Robust cloud security needs a risk-based approach
Organisations across the public and private sector in almost every industry vertical are taking advantage of cloud services. But those same services, that offer new ways to deliver services faster and more effectively are a new threat surface for malicious parties to attack. And while the cloud providers go to great lengths to protect systems and data from unauthorised access, there are still risks.
Gartner predicts that 99% of cloud security failures will be at the hand of the organisation due to misconfigurations and other potentially preventable errors. And the latest Data Breaches Investigation Report from Verizon reported that misconfigured cloud storage is a major source of data breaches.
Organisations need to rethink their security strategy as the assumptions they had for on-prem technology, no longer apply. The need to bake security into contractual agreements and leverage the expertise cloud providers and managed services partners provide is becoming more apparent.
“Threat actors are becoming smarter and more sophisticated. Organisations need to be prepared to prevent existing threats and keep an eye on the future when it comes to emerging attacks that may not be caught by their existing security programs. There’s an increase in threat actors leveraging existing vulnerabilities and then using that to travel through the supply chain to other third parties”, says Damien Luke the Head of Cyber Security at privately owned Australian ICT managed services provider AC3.
Part of the complexity, adds Luke, is that many companies are embracing a multi-cloud approach where services are spread across multiple cloud providers. This necessitates a connected approach to security that considers people, processes and systems. With each cloud service taking different approaches to security, working with a partner that understands the differences and can guide your organisation to make the best risk-based decisions is crucial. But this starts with taking a strategic approach to security.

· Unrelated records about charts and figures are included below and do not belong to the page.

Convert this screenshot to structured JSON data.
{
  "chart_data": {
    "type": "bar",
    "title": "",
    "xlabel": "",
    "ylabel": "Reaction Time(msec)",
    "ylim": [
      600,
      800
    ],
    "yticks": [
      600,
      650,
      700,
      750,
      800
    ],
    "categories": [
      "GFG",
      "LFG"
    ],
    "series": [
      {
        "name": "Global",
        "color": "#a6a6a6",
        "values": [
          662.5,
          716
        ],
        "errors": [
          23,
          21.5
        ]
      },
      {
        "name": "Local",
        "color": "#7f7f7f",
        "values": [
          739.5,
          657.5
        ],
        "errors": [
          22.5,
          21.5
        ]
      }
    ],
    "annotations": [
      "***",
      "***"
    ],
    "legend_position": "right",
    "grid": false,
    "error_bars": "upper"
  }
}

“Organisations need to maintain an accurate asset register and configuration management database, so they know what and where their mission critical information assets are. They should regularly test security processes to ensure that they’re adhered to and effective. Security is everyone’s responsibility with many threats caused by human error. It’s important to ensure employees are regularly trained and understand their security responsibilities,” Luke adds.
The cloud offers myriad possibilities for organisations to improve their operations and reduce costs. But it’s also a new threat surface that needs to be managed.